EdMonth highlights key national education reform

Beginning Monday, USC will take part in the second annual  national student-led movement and discussion about education reform.

Undergraduate Student Government’s Program Board’s EdMonth, which will take place March 4-15, will serve as a national discussion between students, educators, parents, policy makers, elected officials and business leaders.

Christina Ellis | Daily Trojan

Christina Ellis | Daily Trojan

More than 750 student organizations and university departments have been invited to take part in the dialogue. The events will include student-led conferences on education reform, workshops preparing students for success in college and an Ed Fair, which will feature a range of organizations highlighting internships and job opportunities in the educational field.

EdMonth events will not be available to only those on campus. Students and educators both on campus and across the nation can tune into online streams of select panel discussions on the EdMonth website.

Director of the Women’s Student Assembly Kaya Masler described EdMonth as an opportunity to have an open discussion about the state of education in America.

“EdMonth is about having a broader view of education and an improved value of education,” Masler said. “Education is more than text books and literacy tests — it’s about awareness.”

Assistant director of the Latino Student Assembly Valerie Fernandez emphasized the important role that diversity will play in EdMonth.
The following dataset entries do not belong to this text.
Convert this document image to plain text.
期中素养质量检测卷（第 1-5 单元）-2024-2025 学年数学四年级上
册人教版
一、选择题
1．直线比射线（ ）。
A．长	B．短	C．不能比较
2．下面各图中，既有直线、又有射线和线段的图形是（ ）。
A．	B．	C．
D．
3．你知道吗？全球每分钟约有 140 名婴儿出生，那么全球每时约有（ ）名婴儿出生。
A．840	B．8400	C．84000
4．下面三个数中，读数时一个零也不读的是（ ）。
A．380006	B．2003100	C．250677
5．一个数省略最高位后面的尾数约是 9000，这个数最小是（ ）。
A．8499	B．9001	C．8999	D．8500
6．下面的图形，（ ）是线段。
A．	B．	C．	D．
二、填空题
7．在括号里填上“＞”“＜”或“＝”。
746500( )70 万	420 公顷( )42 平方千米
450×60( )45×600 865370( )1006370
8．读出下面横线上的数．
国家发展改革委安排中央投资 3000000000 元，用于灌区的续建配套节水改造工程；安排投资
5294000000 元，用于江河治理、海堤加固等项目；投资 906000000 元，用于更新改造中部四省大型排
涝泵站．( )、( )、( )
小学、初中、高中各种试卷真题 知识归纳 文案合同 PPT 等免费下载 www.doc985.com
“EdMonth has been capable of uniting students of all colors and all types of cultures, ethnicities and backgrounds behind one cause — education,” Fernandez said. “This initiative has allowed us to highlight a breadth of education-related issues hidden within each of our communities so that we can tackle them together, one step at a time.”
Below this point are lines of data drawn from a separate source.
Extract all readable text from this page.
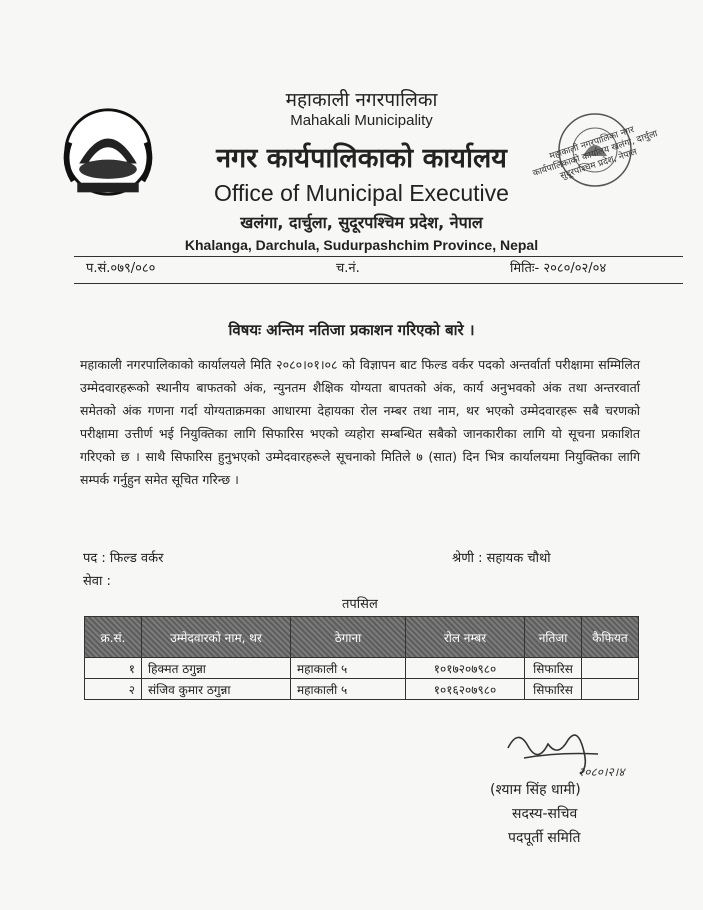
महाकाली नगरपालिका
Mahakali Municipality
नगर कार्यपालिकाको कार्यालय
Office of Municipal Executive
खलंगा, दार्चुला, सुदूरपश्चिम प्रदेश, नेपाल
Khalanga, Darchula, Sudurpashchim Province, Nepal
महाकाली नगरपालिका नगर कार्यपालिकाको कार्यालय खलंगा, दार्चुला सुदूरपश्चिम प्रदेश, नेपाल
प.सं.०७९/०८०	च.नं.	मितिः- २०८०/०२/०४
विषयः अन्तिम नतिजा प्रकाशन गरिएको बारे ।
महाकाली नगरपालिकाको कार्यालयले मिति २०८०।०१।०८ को विज्ञापन बाट फिल्ड वर्कर पदको अन्तर्वार्ता परीक्षामा सम्मिलित उम्मेदवारहरूको स्थानीय बाफतको अंक, न्युनतम शैक्षिक योग्यता बापतको अंक, कार्य अनुभवको अंक तथा अन्तरवार्ता समेतको अंक गणना गर्दा योग्यताक्रमका आधारमा देहायका रोल नम्बर तथा नाम, थर भएको उम्मेदवारहरू सबै चरणको परीक्षामा उत्तीर्ण भई नियुक्तिका लागि सिफारिस भएको व्यहोरा सम्बन्धित सबैको जानकारीका लागि यो सूचना प्रकाशित गरिएको छ । साथै सिफारिस हुनुभएको उम्मेदवारहरूले सूचनाको मितिले ७ (सात) दिन भित्र कार्यालयमा नियुक्तिका लागि सम्पर्क गर्नुहुन समेत सूचित गरिन्छ ।
पद : फिल्ड वर्कर	श्रेणी : सहायक चौथो
सेवा :
तपसिल
क्र.सं.	उम्मेदवारको नाम, थर	ठेगाना	रोल नम्बर	नतिजा	कैफियत
१	हिक्मत ठगुन्ना	महाकाली ५	१०१७२०७९८०	सिफारिस	
२	संजिव कुमार ठगुन्ना	महाकाली ५	१०१६२०७९८०	सिफारिस	
२०८०।२।४
(श्याम सिंह धामी)
सदस्य-सचिव
पदपूर्ती समिति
The EdMonth opening kick-off event will take place Monday at 7 p.m. in Bovard Auditorium. The event, which will discuss investing in our future leaders, will feature notable panelists including Grammy Award-winning artist and philanthropist John Legend and Los Angeles Unified School District Superintendent John Deasy.

1 reply
  1. Kaya Masler
    Kaya Masler says:

    Minor clarification — I said “literacy tests” not “literally tests”. Nice article overall though. Go ed month!